In light of the stock dropping 3.1% in the past week, we want to investigate the longer term story, and see if fundamentals have been the driver of the company's positive five-year return.

View our latest analysis for Shanghai Daimay Automotive Interior

There is no denying that markets are sometimes efficient, but prices do not always reflect underlying business performance. One way to examine how market sentiment has changed over time is to look at the interaction between a company's share price and its earnings per share (EPS).

During five years of share price growth, Shanghai Daimay Automotive Interior achieved compound earnings per share (EPS) growth of 1.5% per year. This EPS growth is lower than the 21% average annual increase in the share price. This suggests that market participants hold the company in higher regard, these days. And that's hardly shocking given the track record of growth.

You can see how EPS has changed over time in the image below (click on the chart to see the exact values).

earnings-per-share-growth
SHSE:603730 Earnings Per Share Growth November 9th 2023

We know that Shanghai Daimay Automotive Interior has improved its bottom line lately, but is it going to grow revenue?
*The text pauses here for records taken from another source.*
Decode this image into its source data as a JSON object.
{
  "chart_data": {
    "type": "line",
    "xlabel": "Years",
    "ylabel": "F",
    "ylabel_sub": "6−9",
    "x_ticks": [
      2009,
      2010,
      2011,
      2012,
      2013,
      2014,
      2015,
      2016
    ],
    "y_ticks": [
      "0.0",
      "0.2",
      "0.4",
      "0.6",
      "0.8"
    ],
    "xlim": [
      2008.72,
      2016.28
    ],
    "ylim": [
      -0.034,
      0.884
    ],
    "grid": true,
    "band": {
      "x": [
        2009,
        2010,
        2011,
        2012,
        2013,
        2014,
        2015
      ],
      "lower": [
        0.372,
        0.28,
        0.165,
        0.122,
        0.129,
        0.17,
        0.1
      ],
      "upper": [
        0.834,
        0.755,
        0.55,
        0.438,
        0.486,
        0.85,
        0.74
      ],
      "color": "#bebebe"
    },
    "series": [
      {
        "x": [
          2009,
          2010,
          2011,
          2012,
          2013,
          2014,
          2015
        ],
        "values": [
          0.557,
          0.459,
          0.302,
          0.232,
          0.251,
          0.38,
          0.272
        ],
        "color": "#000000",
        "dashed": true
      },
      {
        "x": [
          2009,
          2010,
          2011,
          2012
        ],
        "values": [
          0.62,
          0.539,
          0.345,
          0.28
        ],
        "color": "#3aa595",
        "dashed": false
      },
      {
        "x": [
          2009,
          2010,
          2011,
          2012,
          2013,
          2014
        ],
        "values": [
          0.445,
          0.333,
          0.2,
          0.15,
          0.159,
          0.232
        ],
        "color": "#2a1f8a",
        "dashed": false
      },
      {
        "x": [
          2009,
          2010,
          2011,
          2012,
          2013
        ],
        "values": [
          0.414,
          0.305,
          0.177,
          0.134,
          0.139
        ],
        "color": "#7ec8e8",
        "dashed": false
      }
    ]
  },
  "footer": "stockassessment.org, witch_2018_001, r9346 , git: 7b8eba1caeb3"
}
This free report showing analyst revenue forecasts should help you figure out if the EPS growth can be sustained.

What About Dividends?

When looking at investment returns, it is important to consider the difference between total shareholder return (TSR) and share price return. The TSR incorporates the value of any spin-offs or discounted capital raisings, along with any dividends, based on the assumption that the dividends are reinvested. Arguably, the TSR gives a more comprehensive picture of the return generated by a stock. We note that for Shanghai Daimay Automotive Interior the TSR over the last 5 years was 192%, which is better than the share price return mentioned above. The dividends paid by the company have thusly boosted the total shareholder return.

A Different Perspective

We're pleased to report that Shanghai Daimay Automotive Interior shareholders have received a total shareholder return of 27% over one year. Of course, that includes the dividend. That's better than the annualised return of 24% over half a decade, implying that the company is doing better recently. In the best case scenario, this may hint at some real business momentum, implying that now could be a great time to delve deeper. I find it very interesting to look at share price over the long term as a proxy for business performance. But to truly gain insight, we need to consider other information, too. Even so, be aware that Shanghai Daimay Automotive Interior is showing 1 warning sign in our investment analysis , you should know about...
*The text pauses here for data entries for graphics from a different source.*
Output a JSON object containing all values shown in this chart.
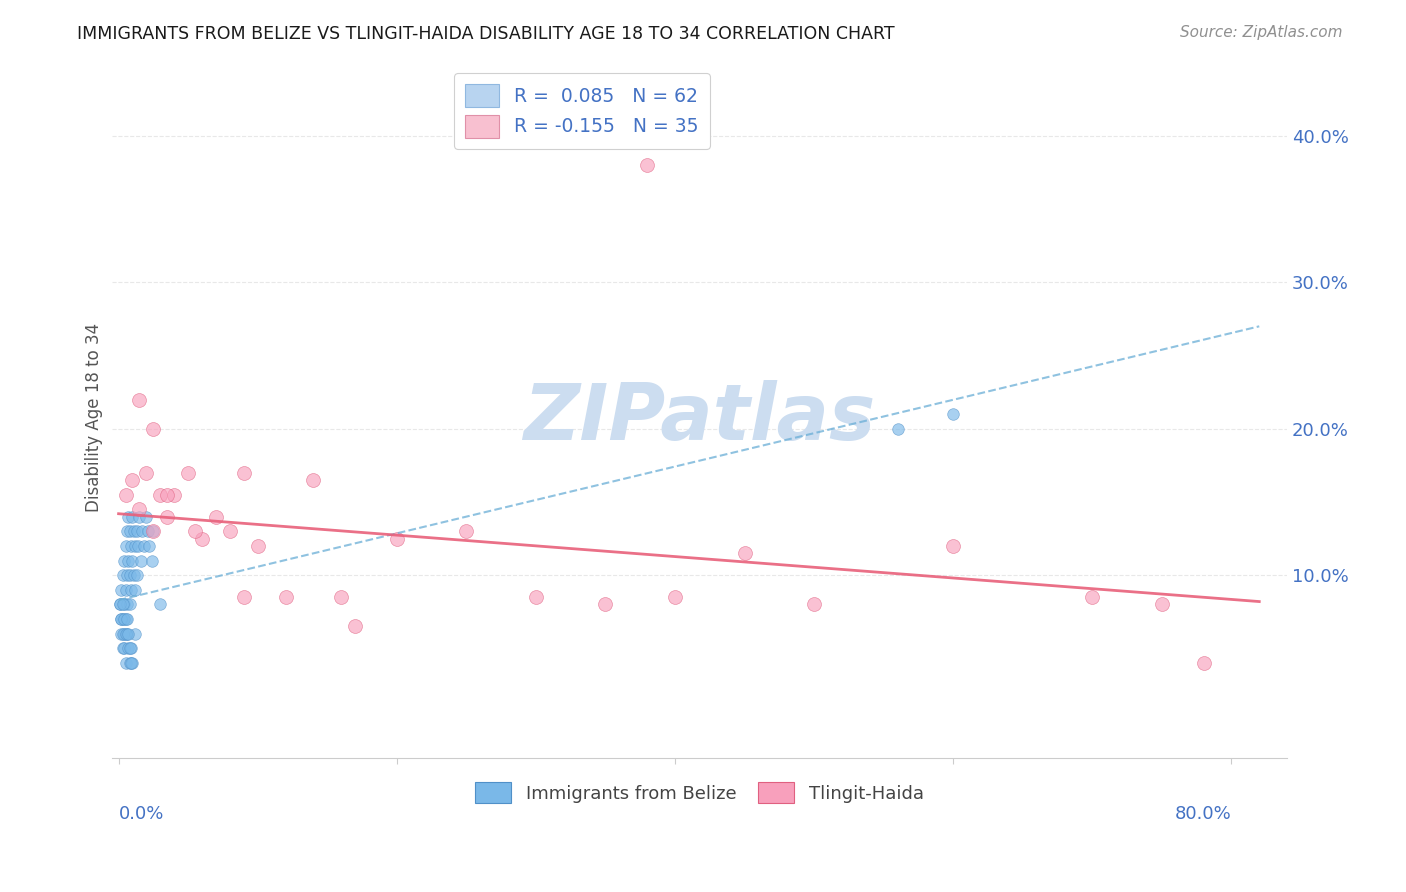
{
  "title": "IMMIGRANTS FROM BELIZE VS TLINGIT-HAIDA DISABILITY AGE 18 TO 34 CORRELATION CHART",
  "source": "Source: ZipAtlas.com",
  "ylabel": "Disability Age 18 to 34",
  "ytick_values": [
    0.0,
    0.1,
    0.2,
    0.3,
    0.4
  ],
  "ytick_labels": [
    "",
    "10.0%",
    "20.0%",
    "30.0%",
    "40.0%"
  ],
  "xtick_values": [
    0.0,
    0.2,
    0.4,
    0.6,
    0.8
  ],
  "xlim": [
    -0.005,
    0.84
  ],
  "ylim": [
    -0.025,
    0.44
  ],
  "legend_entries": [
    {
      "label": "R =  0.085   N = 62",
      "facecolor": "#b8d4f0",
      "edgecolor": "#90b8e0"
    },
    {
      "label": "R = -0.155   N = 35",
      "facecolor": "#f8c0d0",
      "edgecolor": "#e090a8"
    }
  ],
  "series_belize": {
    "facecolor": "#7ab8e8",
    "edgecolor": "#5090c8",
    "alpha": 0.65,
    "size": 70,
    "x": [
      0.001,
      0.002,
      0.002,
      0.003,
      0.003,
      0.003,
      0.004,
      0.004,
      0.004,
      0.005,
      0.005,
      0.005,
      0.006,
      0.006,
      0.006,
      0.007,
      0.007,
      0.008,
      0.008,
      0.008,
      0.009,
      0.009,
      0.01,
      0.01,
      0.011,
      0.011,
      0.012,
      0.012,
      0.013,
      0.013,
      0.014,
      0.015,
      0.016,
      0.017,
      0.018,
      0.02,
      0.021,
      0.022,
      0.024,
      0.025,
      0.002,
      0.003,
      0.004,
      0.005,
      0.006,
      0.007,
      0.008,
      0.009,
      0.01,
      0.012,
      0.001,
      0.002,
      0.003,
      0.004,
      0.005,
      0.006,
      0.007,
      0.008,
      0.009,
      0.03,
      0.56,
      0.6
    ],
    "y": [
      0.08,
      0.09,
      0.06,
      0.1,
      0.07,
      0.05,
      0.11,
      0.08,
      0.06,
      0.12,
      0.09,
      0.07,
      0.13,
      0.1,
      0.08,
      0.14,
      0.11,
      0.13,
      0.1,
      0.08,
      0.12,
      0.09,
      0.14,
      0.11,
      0.13,
      0.1,
      0.12,
      0.09,
      0.13,
      0.1,
      0.12,
      0.14,
      0.11,
      0.13,
      0.12,
      0.14,
      0.13,
      0.12,
      0.11,
      0.13,
      0.07,
      0.06,
      0.05,
      0.04,
      0.06,
      0.05,
      0.04,
      0.05,
      0.04,
      0.06,
      0.08,
      0.07,
      0.08,
      0.07,
      0.06,
      0.07,
      0.06,
      0.05,
      0.04,
      0.08,
      0.2,
      0.21
    ]
  },
  "series_tlingit": {
    "facecolor": "#f8a0bc",
    "edgecolor": "#e06080",
    "alpha": 0.65,
    "size": 100,
    "x": [
      0.005,
      0.01,
      0.015,
      0.02,
      0.025,
      0.03,
      0.035,
      0.04,
      0.05,
      0.06,
      0.07,
      0.08,
      0.09,
      0.1,
      0.12,
      0.14,
      0.16,
      0.2,
      0.25,
      0.3,
      0.35,
      0.4,
      0.45,
      0.5,
      0.6,
      0.7,
      0.75,
      0.78,
      0.015,
      0.025,
      0.035,
      0.055,
      0.09,
      0.17,
      0.38
    ],
    "y": [
      0.155,
      0.165,
      0.145,
      0.17,
      0.13,
      0.155,
      0.14,
      0.155,
      0.17,
      0.125,
      0.14,
      0.13,
      0.17,
      0.12,
      0.085,
      0.165,
      0.085,
      0.125,
      0.13,
      0.085,
      0.08,
      0.085,
      0.115,
      0.08,
      0.12,
      0.085,
      0.08,
      0.04,
      0.22,
      0.2,
      0.155,
      0.13,
      0.085,
      0.065,
      0.38
    ]
  },
  "trendline_belize": {
    "x_start": 0.0,
    "x_end": 0.82,
    "y_start": 0.083,
    "y_end": 0.27,
    "color": "#6aaed6",
    "style": "--",
    "linewidth": 1.5,
    "alpha": 0.75
  },
  "trendline_tlingit": {
    "x_start": 0.0,
    "x_end": 0.82,
    "y_start": 0.142,
    "y_end": 0.082,
    "color": "#e8607a",
    "style": "-",
    "linewidth": 2.0,
    "alpha": 0.9
  },
  "watermark": "ZIPatlas",
  "watermark_color": "#ccddf0",
  "background_color": "#ffffff",
  "grid_color": "#e8e8e8",
  "title_color": "#1a1a1a",
  "axis_label_color": "#4472c4",
  "ylabel_color": "#555555",
  "source_color": "#909090"
}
If you would prefer to check out another company -- one with potentially superior financials -- then do not miss this free list of companies that have proven they can grow earnings.
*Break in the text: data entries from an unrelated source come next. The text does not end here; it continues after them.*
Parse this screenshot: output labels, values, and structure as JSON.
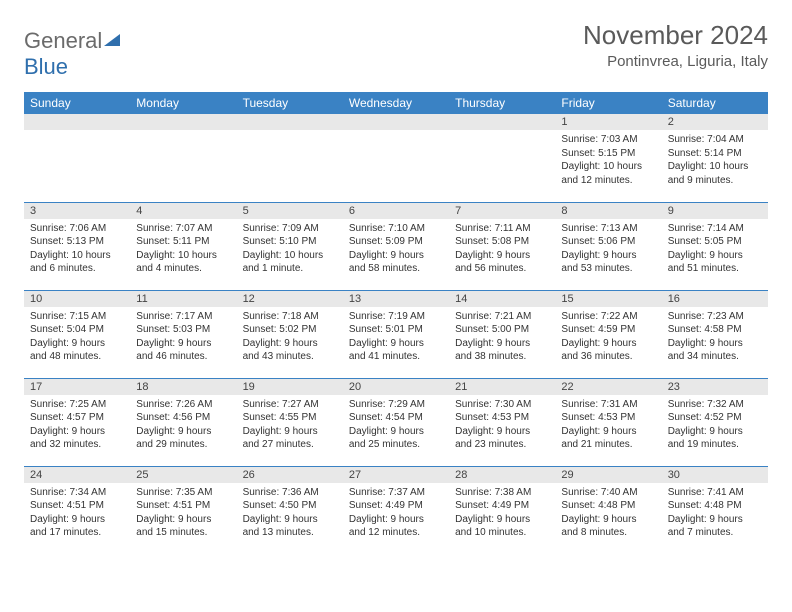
{
  "logo": {
    "text_grey": "General",
    "text_blue": "Blue",
    "icon_color": "#2f6fad"
  },
  "title": "November 2024",
  "location": "Pontinvrea, Liguria, Italy",
  "colors": {
    "header_bg": "#3a82c4",
    "header_text": "#ffffff",
    "daynum_bg": "#e8e8e8",
    "cell_border": "#3a82c4",
    "body_text": "#333333",
    "title_text": "#5a5a5a"
  },
  "weekdays": [
    "Sunday",
    "Monday",
    "Tuesday",
    "Wednesday",
    "Thursday",
    "Friday",
    "Saturday"
  ],
  "weeks": [
    [
      null,
      null,
      null,
      null,
      null,
      {
        "n": "1",
        "sr": "7:03 AM",
        "ss": "5:15 PM",
        "dl": "10 hours and 12 minutes."
      },
      {
        "n": "2",
        "sr": "7:04 AM",
        "ss": "5:14 PM",
        "dl": "10 hours and 9 minutes."
      }
    ],
    [
      {
        "n": "3",
        "sr": "7:06 AM",
        "ss": "5:13 PM",
        "dl": "10 hours and 6 minutes."
      },
      {
        "n": "4",
        "sr": "7:07 AM",
        "ss": "5:11 PM",
        "dl": "10 hours and 4 minutes."
      },
      {
        "n": "5",
        "sr": "7:09 AM",
        "ss": "5:10 PM",
        "dl": "10 hours and 1 minute."
      },
      {
        "n": "6",
        "sr": "7:10 AM",
        "ss": "5:09 PM",
        "dl": "9 hours and 58 minutes."
      },
      {
        "n": "7",
        "sr": "7:11 AM",
        "ss": "5:08 PM",
        "dl": "9 hours and 56 minutes."
      },
      {
        "n": "8",
        "sr": "7:13 AM",
        "ss": "5:06 PM",
        "dl": "9 hours and 53 minutes."
      },
      {
        "n": "9",
        "sr": "7:14 AM",
        "ss": "5:05 PM",
        "dl": "9 hours and 51 minutes."
      }
    ],
    [
      {
        "n": "10",
        "sr": "7:15 AM",
        "ss": "5:04 PM",
        "dl": "9 hours and 48 minutes."
      },
      {
        "n": "11",
        "sr": "7:17 AM",
        "ss": "5:03 PM",
        "dl": "9 hours and 46 minutes."
      },
      {
        "n": "12",
        "sr": "7:18 AM",
        "ss": "5:02 PM",
        "dl": "9 hours and 43 minutes."
      },
      {
        "n": "13",
        "sr": "7:19 AM",
        "ss": "5:01 PM",
        "dl": "9 hours and 41 minutes."
      },
      {
        "n": "14",
        "sr": "7:21 AM",
        "ss": "5:00 PM",
        "dl": "9 hours and 38 minutes."
      },
      {
        "n": "15",
        "sr": "7:22 AM",
        "ss": "4:59 PM",
        "dl": "9 hours and 36 minutes."
      },
      {
        "n": "16",
        "sr": "7:23 AM",
        "ss": "4:58 PM",
        "dl": "9 hours and 34 minutes."
      }
    ],
    [
      {
        "n": "17",
        "sr": "7:25 AM",
        "ss": "4:57 PM",
        "dl": "9 hours and 32 minutes."
      },
      {
        "n": "18",
        "sr": "7:26 AM",
        "ss": "4:56 PM",
        "dl": "9 hours and 29 minutes."
      },
      {
        "n": "19",
        "sr": "7:27 AM",
        "ss": "4:55 PM",
        "dl": "9 hours and 27 minutes."
      },
      {
        "n": "20",
        "sr": "7:29 AM",
        "ss": "4:54 PM",
        "dl": "9 hours and 25 minutes."
      },
      {
        "n": "21",
        "sr": "7:30 AM",
        "ss": "4:53 PM",
        "dl": "9 hours and 23 minutes."
      },
      {
        "n": "22",
        "sr": "7:31 AM",
        "ss": "4:53 PM",
        "dl": "9 hours and 21 minutes."
      },
      {
        "n": "23",
        "sr": "7:32 AM",
        "ss": "4:52 PM",
        "dl": "9 hours and 19 minutes."
      }
    ],
    [
      {
        "n": "24",
        "sr": "7:34 AM",
        "ss": "4:51 PM",
        "dl": "9 hours and 17 minutes."
      },
      {
        "n": "25",
        "sr": "7:35 AM",
        "ss": "4:51 PM",
        "dl": "9 hours and 15 minutes."
      },
      {
        "n": "26",
        "sr": "7:36 AM",
        "ss": "4:50 PM",
        "dl": "9 hours and 13 minutes."
      },
      {
        "n": "27",
        "sr": "7:37 AM",
        "ss": "4:49 PM",
        "dl": "9 hours and 12 minutes."
      },
      {
        "n": "28",
        "sr": "7:38 AM",
        "ss": "4:49 PM",
        "dl": "9 hours and 10 minutes."
      },
      {
        "n": "29",
        "sr": "7:40 AM",
        "ss": "4:48 PM",
        "dl": "9 hours and 8 minutes."
      },
      {
        "n": "30",
        "sr": "7:41 AM",
        "ss": "4:48 PM",
        "dl": "9 hours and 7 minutes."
      }
    ]
  ],
  "labels": {
    "sunrise": "Sunrise:",
    "sunset": "Sunset:",
    "daylight": "Daylight:"
  }
}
Please note, the market returns quoted in this article reflect the market weighted average returns of stocks that currently trade on Chinese exchanges.

Have feedback on this article? Concerned about the content? Get in touch with us directly. Alternatively, email editorial-team (at) simplywallst.com.
This article by Simply Wall St is general in nature. We provide commentary based on historical data and analyst forecasts only using an unbiased methodology and our articles are not intended to be financial advice. It does not constitute a recommendation to buy or sell any stock, and does not take account of your objectives, or your financial situation. We aim to bring you long-term focused analysis driven by fundamental data. Note that our analysis may not factor in the latest price-sensitive company announcements or qualitative material. Simply Wall St has no position in any stocks mentioned.